Lorsque la fin de non-recevoir nécessite que soit tranchée au préalable une question de fond, le juge de la mise en état statue sur cette question de fond et sur cette fin de non-recevoir. Toutefois, dans les affaires qui ne relèvent pas du juge unique ou qui ne lui sont pas attribuées, une partie peut s’y opposer. Dans ce cas, et par exception aux dispositions du premier alinéa, le juge de la mise en état renvoie l’affaire devant la formation de jugement, le cas échéant sans clore l’instruction, pour qu’elle statue sur cette question de fond et sur cette fin de non-recevoir. Il peut également ordonner ce renvoi s’il l’estime nécessaire.
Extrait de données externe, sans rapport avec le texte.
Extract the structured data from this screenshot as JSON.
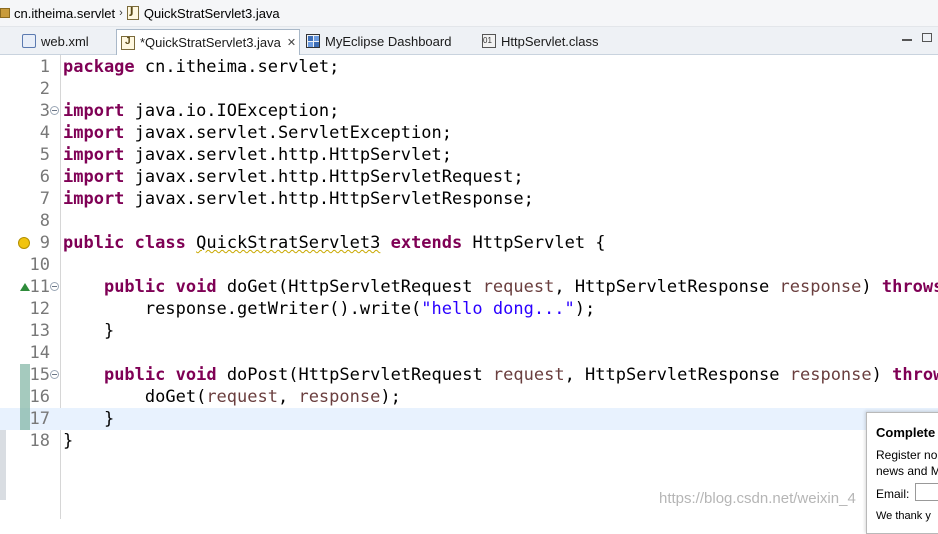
{
  "breadcrumb": {
    "package": "cn.itheima.servlet",
    "separator": "›",
    "file": "QuickStratServlet3.java"
  },
  "tabs": [
    {
      "label": "web.xml",
      "icon": "xml-file-icon",
      "active": false
    },
    {
      "label": "*QuickStratServlet3.java",
      "icon": "java-file-icon",
      "active": true,
      "close": "✕"
    },
    {
      "label": "MyEclipse Dashboard",
      "icon": "dashboard-icon",
      "active": false
    },
    {
      "label": "HttpServlet.class",
      "icon": "class-file-icon",
      "active": false
    }
  ],
  "editor": {
    "line_numbers": [
      "1",
      "2",
      "3",
      "4",
      "5",
      "6",
      "7",
      "8",
      "9",
      "10",
      "11",
      "12",
      "13",
      "14",
      "15",
      "16",
      "17",
      "18"
    ],
    "code": {
      "l1_kw": "package",
      "l1_rest": " cn.itheima.servlet;",
      "import_kw": "import",
      "l3_rest": " java.io.IOException;",
      "l4_rest": " javax.servlet.ServletException;",
      "l5_rest": " javax.servlet.http.HttpServlet;",
      "l6_rest": " javax.servlet.http.HttpServletRequest;",
      "l7_rest": " javax.servlet.http.HttpServletResponse;",
      "l9_public": "public",
      "l9_class": "class",
      "l9_name": "QuickStratServlet3",
      "l9_extends": "extends",
      "l9_rest": " HttpServlet {",
      "l11_public": "public",
      "l11_void": "void",
      "l11_a": " doGet(HttpServletRequest ",
      "l11_p1": "request",
      "l11_b": ", HttpServletResponse ",
      "l11_p2": "response",
      "l11_c": ") ",
      "l11_throws": "throws",
      "l12_a": "response.getWriter().write(",
      "l12_str": "\"hello dong...\"",
      "l12_b": ");",
      "close_brace": "}",
      "l15_public": "public",
      "l15_void": "void",
      "l15_a": " doPost(HttpServletRequest ",
      "l15_p1": "request",
      "l15_b": ", HttpServletResponse ",
      "l15_p2": "response",
      "l15_c": ") ",
      "l15_throws": "throw",
      "l16_a": "doGet(",
      "l16_p1": "request",
      "l16_b": ", ",
      "l16_p2": "response",
      "l16_c": ");"
    }
  },
  "popup": {
    "title": "Complete",
    "text_line1": "Register no",
    "text_line2": "news and M",
    "email_label": "Email:",
    "thanks": "We thank y"
  },
  "watermark": "https://blog.csdn.net/weixin_4",
  "colors": {
    "keyword": "#7f0055",
    "string": "#2a00ff",
    "parameter": "#6a3e3e",
    "line_number": "#787878",
    "current_line": "#e8f2fe"
  }
}
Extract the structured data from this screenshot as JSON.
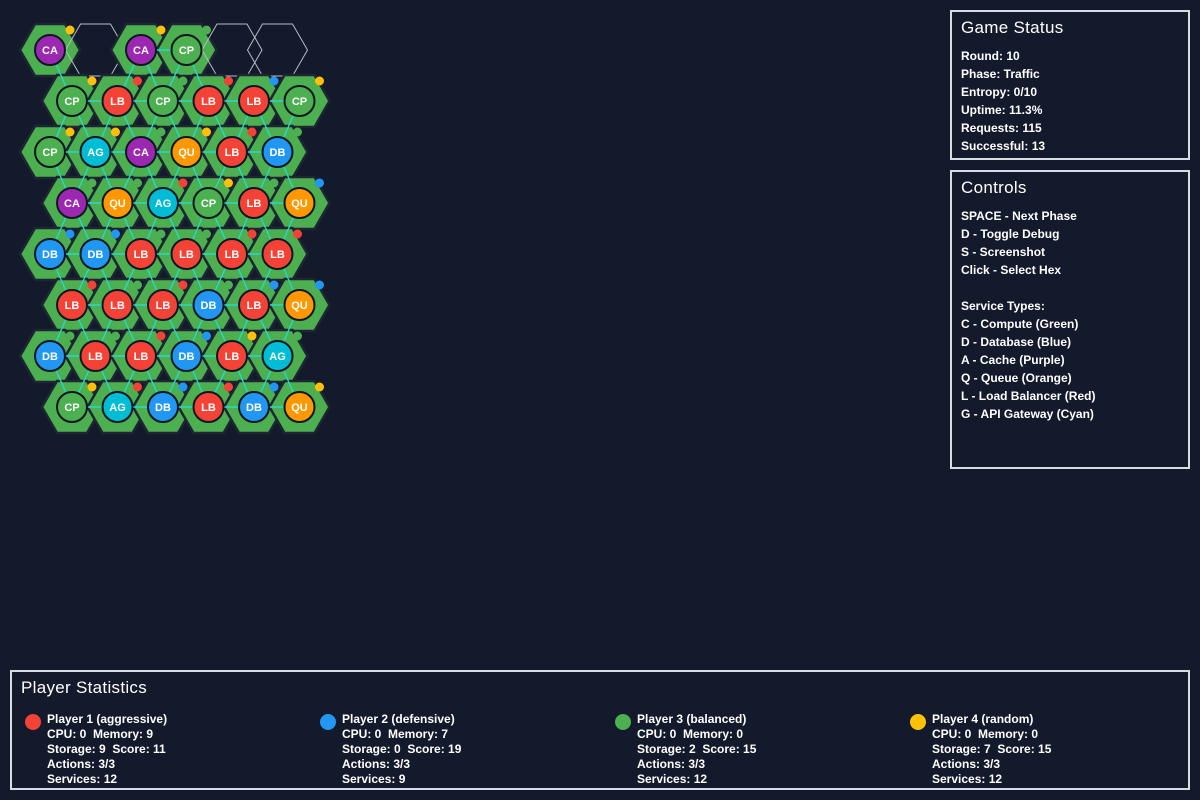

La décision de renvoi est une mesure d’administration judiciaire.
Le juge de la mise en état ou la formation de jugement statuent sur la question de fond et sur la fin de non-recevoir par des dispositions distinctes dans le dispositif de l’ordonnance ou du jugement. La formation de jugement statue sur la fin de non-recevoir même si elle n’estime pas nécessaire de statuer au préalable sur la question de fond. Le cas échéant, elle renvoie l’affaire devant le juge de la mise en état.
Les parties ne sont plus recevables à soulever ces fins de non-recevoir au cours de la même instance à moins qu’elles ne surviennent ou soient révélées postérieurement au dessaisissement du juge de la mise en état.
En l’espèce, si les écritures de la SASU STC notifiées par voie électronique le 11 septembre 2025 sont adressées au juge de la mise en état aux fins de soulever une fin de non recevoir reprise au dispositif des conclusions, aucun élément de fait et de droit n’apparaît dans le corps des écritures permettant d’examiner celle-ci. Les conclusions notifiées ne pouvant s’analyser qu’en des écritures prises sur le fond adressées au tribunal judiciaire.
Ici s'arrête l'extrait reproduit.